Message de BlockBeats, le 1er juin : dans son dernier rapport, Michael Hartnett, stratège en chef des investissements à la Banque d'Amérique, indique que la structure actuelle du marché boursier américain présente des caractéristiques fortement similaires à celles observées au sommet de la bulle internet de 2000 ; les investisseurs doivent rester vigilants face aux risques de la phase finale d'un marché haussier et passer progressivement à une allocation défensive.
Les données montrent que l'indice S&P 500 a atteint un nouveau record de clôture historique le dernier jour de négociation de mai, mais seulement 20 actions composant l'indice ont simultanément atteint des niveaux historiques, la plupart concentrées dans les domaines de l'intelligence artificielle et des semi-conducteurs. Hartnett souligne qu'en mars 2000, au sommet de la bulle internet, environ 20 actions seulement avaient également atteint des nouveaux sommets.
La récente hausse des marchés boursiers américains a été principalement portée par la chaîne de valeur de l'IA. En mai, Micron Technology (MU) a augmenté de 87,8 %, SK Hynix de 81 %, AMD de 45,6 % et Samsung Electronics de 43 %. En conséquence, l'indice Nasdaq Composite a affiché une hausse cumulée de 25 % sur les deux mois d'avril et mai, réalisant sa meilleure performance sur une période équivalente depuis plus de vingt ans.

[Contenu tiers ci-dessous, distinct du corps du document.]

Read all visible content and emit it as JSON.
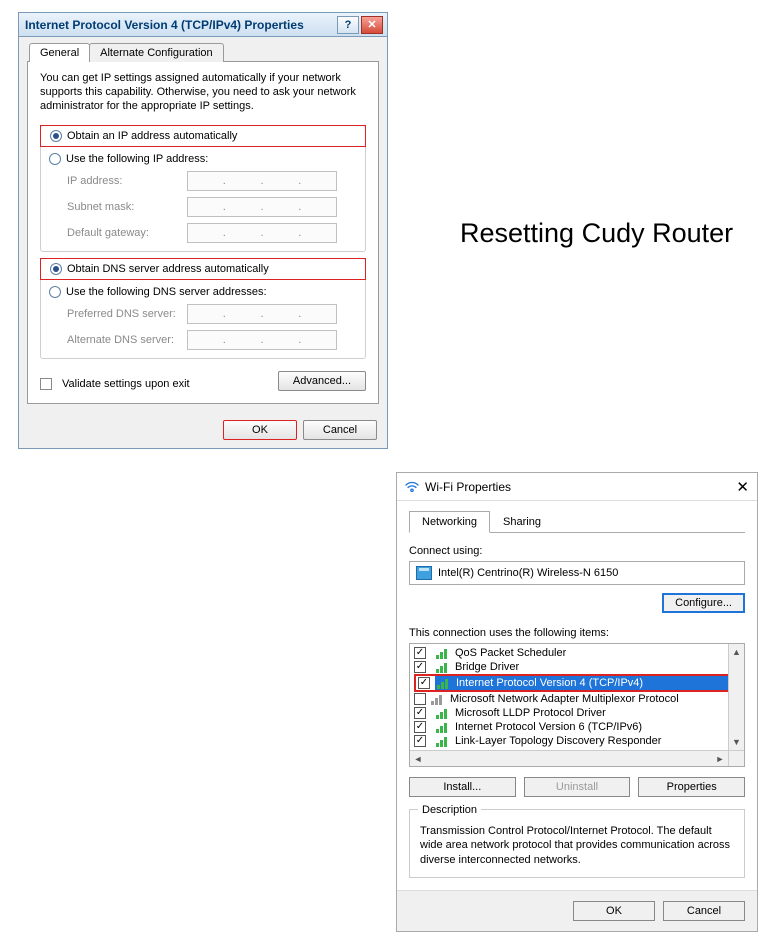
{
  "heading": "Resetting Cudy Router",
  "dlg1": {
    "title": "Internet Protocol Version 4 (TCP/IPv4) Properties",
    "tabs": {
      "general": "General",
      "alt": "Alternate Configuration"
    },
    "desc": "You can get IP settings assigned automatically if your network supports this capability. Otherwise, you need to ask your network administrator for the appropriate IP settings.",
    "ip": {
      "auto": "Obtain an IP address automatically",
      "manual": "Use the following IP address:",
      "f1": "IP address:",
      "f2": "Subnet mask:",
      "f3": "Default gateway:"
    },
    "dns": {
      "auto": "Obtain DNS server address automatically",
      "manual": "Use the following DNS server addresses:",
      "f1": "Preferred DNS server:",
      "f2": "Alternate DNS server:"
    },
    "validate": "Validate settings upon exit",
    "advanced": "Advanced...",
    "ok": "OK",
    "cancel": "Cancel"
  },
  "dlg2": {
    "title": "Wi-Fi Properties",
    "tabs": {
      "net": "Networking",
      "share": "Sharing"
    },
    "connect_using": "Connect using:",
    "adapter": "Intel(R) Centrino(R) Wireless-N 6150",
    "configure": "Configure...",
    "items_label": "This connection uses the following items:",
    "items": [
      {
        "label": "QoS Packet Scheduler",
        "checked": true,
        "grey": false
      },
      {
        "label": "Bridge Driver",
        "checked": true,
        "grey": false
      },
      {
        "label": "Internet Protocol Version 4 (TCP/IPv4)",
        "checked": true,
        "grey": false,
        "selected": true
      },
      {
        "label": "Microsoft Network Adapter Multiplexor Protocol",
        "checked": false,
        "grey": true
      },
      {
        "label": "Microsoft LLDP Protocol Driver",
        "checked": true,
        "grey": false
      },
      {
        "label": "Internet Protocol Version 6 (TCP/IPv6)",
        "checked": true,
        "grey": false
      },
      {
        "label": "Link-Layer Topology Discovery Responder",
        "checked": true,
        "grey": false
      }
    ],
    "install": "Install...",
    "uninstall": "Uninstall",
    "properties": "Properties",
    "desc_heading": "Description",
    "desc_text": "Transmission Control Protocol/Internet Protocol. The default wide area network protocol that provides communication across diverse interconnected networks.",
    "ok": "OK",
    "cancel": "Cancel"
  }
}
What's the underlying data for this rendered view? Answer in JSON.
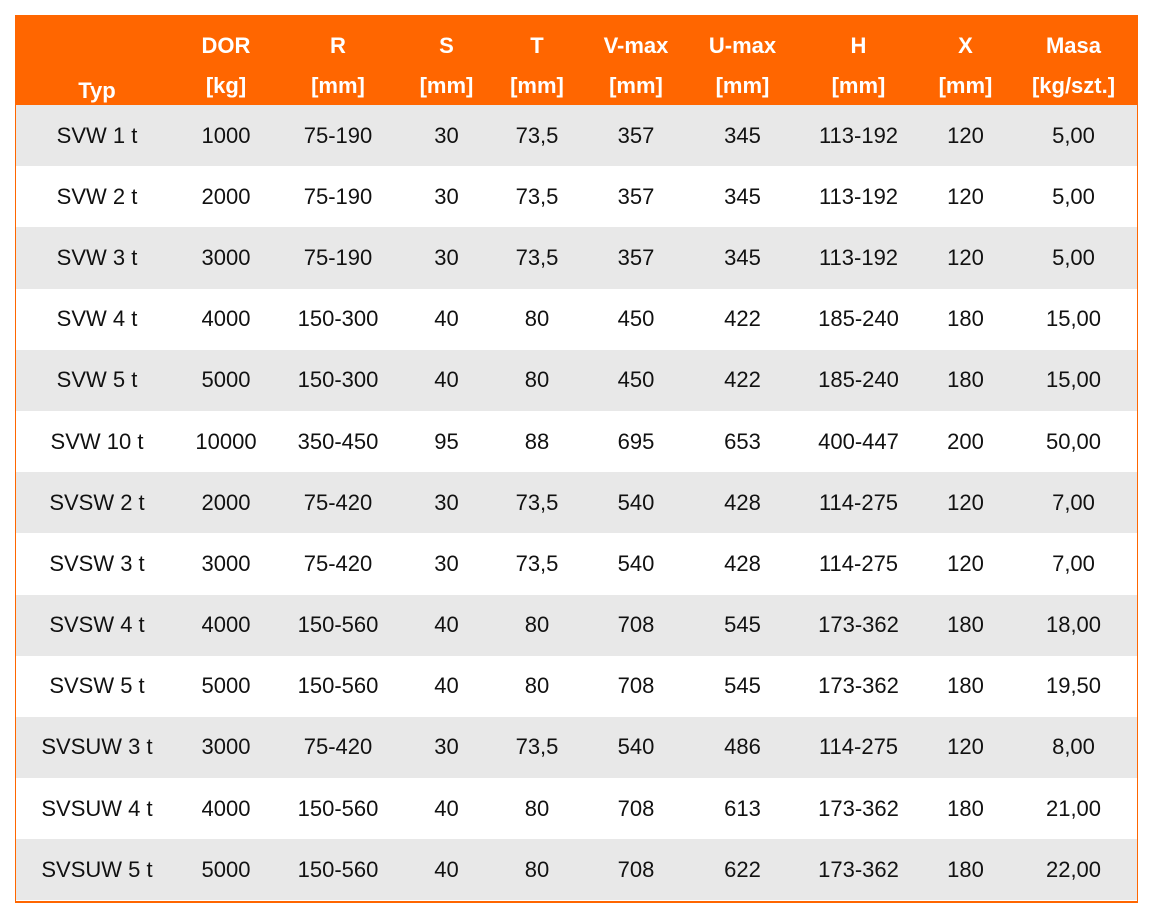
{
  "header": {
    "typ": "Typ",
    "columns": [
      {
        "name": "DOR",
        "unit": "[kg]"
      },
      {
        "name": "R",
        "unit": "[mm]"
      },
      {
        "name": "S",
        "unit": "[mm]"
      },
      {
        "name": "T",
        "unit": "[mm]"
      },
      {
        "name": "V-max",
        "unit": "[mm]"
      },
      {
        "name": "U-max",
        "unit": "[mm]"
      },
      {
        "name": "H",
        "unit": "[mm]"
      },
      {
        "name": "X",
        "unit": "[mm]"
      },
      {
        "name": "Masa",
        "unit": "[kg/szt.]"
      }
    ]
  },
  "rows": [
    [
      "SVW 1 t",
      "1000",
      "75-190",
      "30",
      "73,5",
      "357",
      "345",
      "113-192",
      "120",
      "5,00"
    ],
    [
      "SVW 2 t",
      "2000",
      "75-190",
      "30",
      "73,5",
      "357",
      "345",
      "113-192",
      "120",
      "5,00"
    ],
    [
      "SVW 3 t",
      "3000",
      "75-190",
      "30",
      "73,5",
      "357",
      "345",
      "113-192",
      "120",
      "5,00"
    ],
    [
      "SVW 4 t",
      "4000",
      "150-300",
      "40",
      "80",
      "450",
      "422",
      "185-240",
      "180",
      "15,00"
    ],
    [
      "SVW 5 t",
      "5000",
      "150-300",
      "40",
      "80",
      "450",
      "422",
      "185-240",
      "180",
      "15,00"
    ],
    [
      "SVW 10 t",
      "10000",
      "350-450",
      "95",
      "88",
      "695",
      "653",
      "400-447",
      "200",
      "50,00"
    ],
    [
      "SVSW 2 t",
      "2000",
      "75-420",
      "30",
      "73,5",
      "540",
      "428",
      "114-275",
      "120",
      "7,00"
    ],
    [
      "SVSW 3 t",
      "3000",
      "75-420",
      "30",
      "73,5",
      "540",
      "428",
      "114-275",
      "120",
      "7,00"
    ],
    [
      "SVSW 4 t",
      "4000",
      "150-560",
      "40",
      "80",
      "708",
      "545",
      "173-362",
      "180",
      "18,00"
    ],
    [
      "SVSW 5 t",
      "5000",
      "150-560",
      "40",
      "80",
      "708",
      "545",
      "173-362",
      "180",
      "19,50"
    ],
    [
      "SVSUW 3 t",
      "3000",
      "75-420",
      "30",
      "73,5",
      "540",
      "486",
      "114-275",
      "120",
      "8,00"
    ],
    [
      "SVSUW 4 t",
      "4000",
      "150-560",
      "40",
      "80",
      "708",
      "613",
      "173-362",
      "180",
      "21,00"
    ],
    [
      "SVSUW 5 t",
      "5000",
      "150-560",
      "40",
      "80",
      "708",
      "622",
      "173-362",
      "180",
      "22,00"
    ]
  ],
  "colors": {
    "header_bg": "#ff6600",
    "header_text": "#ffffff",
    "row_alt_bg": "#e8e8e8",
    "row_bg": "#ffffff"
  }
}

Cependant, plusieurs indicateurs de largeur du marché s'affaiblissent. Selon les données de BCA Research, au 20 mai, seulement environ 55 % des actions composant le S&P 500 se trouvaient au-dessus de leur moyenne mobile sur 200 jours ; la ligne d'avance-déclin (Advance-Decline Line) continue de reculer depuis mi-avril, indiquant qu'au moment où l'indice atteint de nouveaux sommets, de moins en moins d'actions participent à la hausse.
Hartnett estime que, bien que la frénésie spéculative sur les marchés ne soit peut-être pas terminée, le resserrement des politiques monétaires et le contexte de taux d'intérêt élevés pourraient finir par constituer un point de bascule pour cette hausse des marchés. Il recommande aux investisseurs d'augmenter progressivement leur allocation aux obligations à long terme, aux secteurs défensifs et aux catégories qui ont sous-performé à la fin de la bulle, afin de se prémunir contre les risques de correction du marché.